Questions like: is your 'phone "locked" apply. If its provided by the carrier it probably is. If you bought it in-store it probably isn't. Changing the SIM on an iPhone is easy if you are a teenager in possession of a paperclip, or a sales-person in a 'phone shop. Lots of providers sell monthly plans these days so a store in Porto is your likely solution.
I believe 4G phones are not locked. Unlike buying a phone in Spain they will not work in the US (or that's what Verizon told me)
 

biarritzdon

Veteran Member
Past OR future Camino
CF11, CF12, CP13, CF14, CA15, S.Anton15, CF&CI15
Ditch Pig16, CF&CP17, CdN18, CM18, CF18, LePuy19
I am on US Cellular. Is it going be more difficult getting a sim card for my phone
since US Cellular is more of a regional carrier
Ask your provider.
 

biarritzdon

Veteran Member
Past OR future Camino
CF11, CF12, CP13, CF14, CA15, S.Anton15, CF&CI15
Ditch Pig16, CF&CP17, CdN18, CM18, CF18, LePuy19
I believe 4G phones are not locked. Unlike buying a phone in Spain they will not work in the US (or that's what Verizon told me)
I had an iPhone S for more than 15 years, I purchased the phone at a T-Mobile shop when there were no monthly plan and for years my service was a "pay as you go" plan. It made my life very simple when I lived or traveled to France and Spain, I would just walk into an Orange Shop and buy a plan which included their simcard.
Last month I upgraded my phone to an iPhone 13 and paid for the phone at the T-Mobile store which meant it would be unlocked, versus buying into a monthly payment plan to purchase the phone. I no longer have a "pay as you go" plan because access to wifi in the US was getting very frustrating without a data plan.
What is intersting about my new iPhone, there is no simcard in the port, it has an esim and the slot is open for any simcard I purcahse and install. I will be interested to see the two numbers pop up on the screen when I am traveling like the post from Rick of Rick and Peg.
 

jsalt

Jill
Past OR future Camino
Portugués, Francés, LePuy, Rota Vicentina, Norte, Madrid, C2C, Salvador, Primitivo, Aragonés, Inglés
I’m going to Portugal for 3 weeks soon, and would like to be able to use the phone to call a cab if needed or for emergencies. I’m from Canada, a travel plan from the carrier is very expensive.

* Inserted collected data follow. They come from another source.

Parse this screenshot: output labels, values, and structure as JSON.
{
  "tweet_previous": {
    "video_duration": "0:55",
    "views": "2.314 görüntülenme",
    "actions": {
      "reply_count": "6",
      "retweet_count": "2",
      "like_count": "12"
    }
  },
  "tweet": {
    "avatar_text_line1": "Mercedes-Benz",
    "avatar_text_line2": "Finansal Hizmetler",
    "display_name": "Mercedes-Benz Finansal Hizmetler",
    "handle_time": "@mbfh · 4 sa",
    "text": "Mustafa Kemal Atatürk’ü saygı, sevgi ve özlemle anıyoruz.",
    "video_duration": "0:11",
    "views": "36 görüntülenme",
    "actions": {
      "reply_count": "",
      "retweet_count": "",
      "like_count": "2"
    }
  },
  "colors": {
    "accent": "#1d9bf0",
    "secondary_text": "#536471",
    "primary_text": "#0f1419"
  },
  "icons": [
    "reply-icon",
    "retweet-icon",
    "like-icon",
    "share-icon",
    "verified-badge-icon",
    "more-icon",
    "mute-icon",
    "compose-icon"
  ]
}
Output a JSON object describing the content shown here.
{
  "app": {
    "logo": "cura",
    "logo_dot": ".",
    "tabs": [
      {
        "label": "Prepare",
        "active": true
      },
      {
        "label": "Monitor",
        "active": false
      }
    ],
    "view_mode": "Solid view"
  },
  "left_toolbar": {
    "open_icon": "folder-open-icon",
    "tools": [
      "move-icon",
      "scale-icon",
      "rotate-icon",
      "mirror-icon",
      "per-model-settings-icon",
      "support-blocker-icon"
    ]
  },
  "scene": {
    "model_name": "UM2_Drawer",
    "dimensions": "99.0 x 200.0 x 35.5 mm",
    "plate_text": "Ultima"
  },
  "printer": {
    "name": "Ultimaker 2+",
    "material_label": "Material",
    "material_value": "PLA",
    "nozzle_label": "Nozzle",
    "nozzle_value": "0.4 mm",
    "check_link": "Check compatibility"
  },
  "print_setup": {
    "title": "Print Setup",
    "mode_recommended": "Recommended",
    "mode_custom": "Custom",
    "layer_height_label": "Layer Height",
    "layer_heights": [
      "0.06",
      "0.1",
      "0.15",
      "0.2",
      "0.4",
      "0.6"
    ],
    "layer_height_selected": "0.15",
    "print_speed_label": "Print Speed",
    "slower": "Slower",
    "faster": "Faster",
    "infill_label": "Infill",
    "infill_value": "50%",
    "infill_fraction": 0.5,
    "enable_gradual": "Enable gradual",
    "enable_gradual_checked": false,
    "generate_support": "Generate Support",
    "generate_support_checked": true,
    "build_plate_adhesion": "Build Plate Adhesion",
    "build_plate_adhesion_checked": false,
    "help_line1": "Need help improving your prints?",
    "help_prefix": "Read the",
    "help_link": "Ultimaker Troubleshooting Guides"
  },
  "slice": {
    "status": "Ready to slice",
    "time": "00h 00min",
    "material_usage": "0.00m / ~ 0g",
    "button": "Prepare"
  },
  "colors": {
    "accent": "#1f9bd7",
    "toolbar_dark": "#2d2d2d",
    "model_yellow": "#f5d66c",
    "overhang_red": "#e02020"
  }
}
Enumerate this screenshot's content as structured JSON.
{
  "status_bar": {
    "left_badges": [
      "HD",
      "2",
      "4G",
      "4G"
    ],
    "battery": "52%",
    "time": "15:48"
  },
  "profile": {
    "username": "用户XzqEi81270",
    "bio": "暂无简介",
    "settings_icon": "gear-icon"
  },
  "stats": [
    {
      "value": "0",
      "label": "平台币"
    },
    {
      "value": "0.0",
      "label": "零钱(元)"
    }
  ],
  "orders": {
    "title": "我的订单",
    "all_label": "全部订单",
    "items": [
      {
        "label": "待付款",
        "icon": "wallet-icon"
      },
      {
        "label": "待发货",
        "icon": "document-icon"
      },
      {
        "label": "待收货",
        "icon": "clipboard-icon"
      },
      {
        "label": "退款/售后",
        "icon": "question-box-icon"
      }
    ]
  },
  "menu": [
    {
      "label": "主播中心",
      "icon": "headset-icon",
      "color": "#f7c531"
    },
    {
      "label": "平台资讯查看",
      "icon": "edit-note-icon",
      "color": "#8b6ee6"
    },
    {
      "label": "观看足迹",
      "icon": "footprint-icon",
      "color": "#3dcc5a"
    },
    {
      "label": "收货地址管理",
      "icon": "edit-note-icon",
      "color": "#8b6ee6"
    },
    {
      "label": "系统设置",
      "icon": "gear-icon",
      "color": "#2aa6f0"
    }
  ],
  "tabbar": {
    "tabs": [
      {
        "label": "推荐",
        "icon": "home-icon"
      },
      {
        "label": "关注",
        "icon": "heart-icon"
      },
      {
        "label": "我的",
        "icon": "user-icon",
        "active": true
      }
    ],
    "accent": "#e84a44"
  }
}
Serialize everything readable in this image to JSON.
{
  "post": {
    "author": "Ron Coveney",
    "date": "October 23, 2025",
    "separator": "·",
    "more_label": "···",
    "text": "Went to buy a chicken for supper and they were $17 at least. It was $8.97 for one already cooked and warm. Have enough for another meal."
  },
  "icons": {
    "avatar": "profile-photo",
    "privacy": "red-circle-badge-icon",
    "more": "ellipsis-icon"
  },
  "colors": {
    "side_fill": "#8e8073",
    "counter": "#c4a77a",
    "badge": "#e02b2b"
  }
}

I don’t know how it works in Canada, but can you not get “international roaming” installed on your own cell phone, for in case of emergencies, but at no cost if you never ever use it?

That’s what I used to do (from South Africa) years ago, before we were connected to the European system. I could then take my own phone, that I am used to (I am also a cell phone idiot), in the certain knowledge that I could use it in an emergency.

The only time I can remember having to use it was to phone the number on the door of a residencial at Verdelha de Baixo, one stage out of Lisbon, to call the owner. It took a few seconds, he answered in English, and he was on his way.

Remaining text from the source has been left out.